ARTS / TV
S.Korean drama 'River Where the Moon Rises' raises ire of Chinese netizens over 'copied costumes'
Published: Feb 21, 2021 10:21 PM

Photo: Screenshot of Weibo


Hit South Korean period drama River Where the Moon Rises, set in the ancient Goguryeo Kingdom (37 BC - 668), has earned an unprecedented low score of 2.3/10 on major Chinese media review site Douban after it irritated many Chinese netizens who have condemned the drama for "plagiarizing" costumes from Chinese dramas. 

The drama starring South Korean stars Kim So-hyun and Ji Soo was released on South Korean channel KBS2 on February 15 and tells a classic Goguryeo folk tale between the Princess Pyeonggang and On Dal.

The drama has proved to be extremely popular among South Korean audiences as the average nationwide viewership ratings have reached 5.8 and 9.7 percent. However, some of the show's content and the way it depicts the history of the kingdom has evoked the anger of many Chinese viewers.

Photo: Screenshot of Weibo


Many Chinese netizens have posted photos of the costumes in the drama on social media alongside photos of costumes from Chinese period dramas, noting that many similarities exist. 

For instance, under one comparison post users note how the helmet and armor worn by Kim's character looks almost the same as those worn by Chinese actress Zhao Liying in the period drama Princess Agents, while Kim's hairstyle is similar to the style famous Chinese actress Gong Li wore in Zhang Yimou's film Curse of the Golden Flower. Another post compares the clothes Ji wears in one scene to those worn by Zhang Ruoyun in the Chinese drama Joy of Life

Some Chinese netizens also showed concern that South Korea is trying to use the drama to claim that the history of the Goguryeo Kingdom belongs solely to the history of South Korea and is not related to the history of China or North Korea and to stir up nationalist sentiment among South Korean netizens. 
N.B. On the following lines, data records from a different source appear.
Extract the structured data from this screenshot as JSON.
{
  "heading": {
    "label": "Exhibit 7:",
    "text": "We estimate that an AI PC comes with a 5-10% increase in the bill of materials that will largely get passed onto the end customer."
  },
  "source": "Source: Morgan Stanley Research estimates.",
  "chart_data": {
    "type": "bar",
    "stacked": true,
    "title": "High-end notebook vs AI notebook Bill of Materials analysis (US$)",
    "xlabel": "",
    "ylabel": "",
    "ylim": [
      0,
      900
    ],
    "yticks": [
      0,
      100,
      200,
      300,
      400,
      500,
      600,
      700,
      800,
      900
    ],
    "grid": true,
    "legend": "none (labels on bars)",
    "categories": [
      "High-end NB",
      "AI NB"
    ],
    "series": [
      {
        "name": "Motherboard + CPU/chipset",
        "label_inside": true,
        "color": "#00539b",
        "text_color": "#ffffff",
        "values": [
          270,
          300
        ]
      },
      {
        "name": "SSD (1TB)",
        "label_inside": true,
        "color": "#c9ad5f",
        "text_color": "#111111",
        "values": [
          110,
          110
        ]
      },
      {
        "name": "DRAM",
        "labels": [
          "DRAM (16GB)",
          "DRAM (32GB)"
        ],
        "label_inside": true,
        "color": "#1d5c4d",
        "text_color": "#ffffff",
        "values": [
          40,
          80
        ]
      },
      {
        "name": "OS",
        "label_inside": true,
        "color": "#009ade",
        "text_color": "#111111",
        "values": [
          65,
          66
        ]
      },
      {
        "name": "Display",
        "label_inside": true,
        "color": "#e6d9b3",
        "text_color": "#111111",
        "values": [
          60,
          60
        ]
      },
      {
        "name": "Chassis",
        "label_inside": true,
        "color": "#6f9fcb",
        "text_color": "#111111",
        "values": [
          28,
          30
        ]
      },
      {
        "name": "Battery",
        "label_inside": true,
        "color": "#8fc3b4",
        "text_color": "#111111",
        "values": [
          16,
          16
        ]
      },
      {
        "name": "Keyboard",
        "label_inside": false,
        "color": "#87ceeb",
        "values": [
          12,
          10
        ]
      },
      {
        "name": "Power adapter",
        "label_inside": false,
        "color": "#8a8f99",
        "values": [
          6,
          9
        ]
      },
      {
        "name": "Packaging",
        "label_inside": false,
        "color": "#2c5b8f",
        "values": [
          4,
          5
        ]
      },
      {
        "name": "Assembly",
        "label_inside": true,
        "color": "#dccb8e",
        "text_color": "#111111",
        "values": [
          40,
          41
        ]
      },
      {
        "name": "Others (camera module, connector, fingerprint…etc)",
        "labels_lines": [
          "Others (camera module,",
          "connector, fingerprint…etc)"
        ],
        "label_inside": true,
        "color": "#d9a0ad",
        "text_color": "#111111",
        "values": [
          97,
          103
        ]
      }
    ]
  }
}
Lü Chao, director of the Research Institute for Borderland at the Liaoning Academy of Social Sciences, told the Global Times on Sunday that the Goguryeo Kingdom was located in the northern and central parts of the Korean Peninsula as well as the southern and central parts of what is now Northeast China. Eventually the kingdom came to an end when it was destroyed by an alliance between the Korean Silla Kingdom (57-935) and the Chinese Tang Dynasty (618-907).

Fan Xiaoqing, an associate professor with the Theater and Film Academy of the Communication University of China, told the Global Times that when it comes to film and TV, keeping an open mind is much more important than fighting over the origins of a specific culture.

"There are many similarities in cultural elements between China and South Korea. River Where the Moon Rises may be inspiration on this historical and traditional culture. We should have a tolerant attitude toward this," said Fan.

The clothing maker for the drama on Sunday explained on SNS that the costume design is based on murals found in Goguryeo Kingdom tombs, according to a Sunday blog post from movieiii, a popular film and TV review and critic account on Wechat. 

"We utilized ideas from the Goguryeo Kingdom tomb murals and other historical documents, which explicitly are from ancient Korean studies, in the process of creating these garments."

According to reports, the relics of the ancient Goguryeo (Koguryo) Kingdom tomb site were inscribed onto the UNESCO World Heritage List in 2004. The murals of the Goguryeo Tomb in Northeast China's Jilin Province were illegally excavated in the late 1990s and were later illegally transported to South Korea, where some of them are now displayed at the National Museum of Korea in Seoul.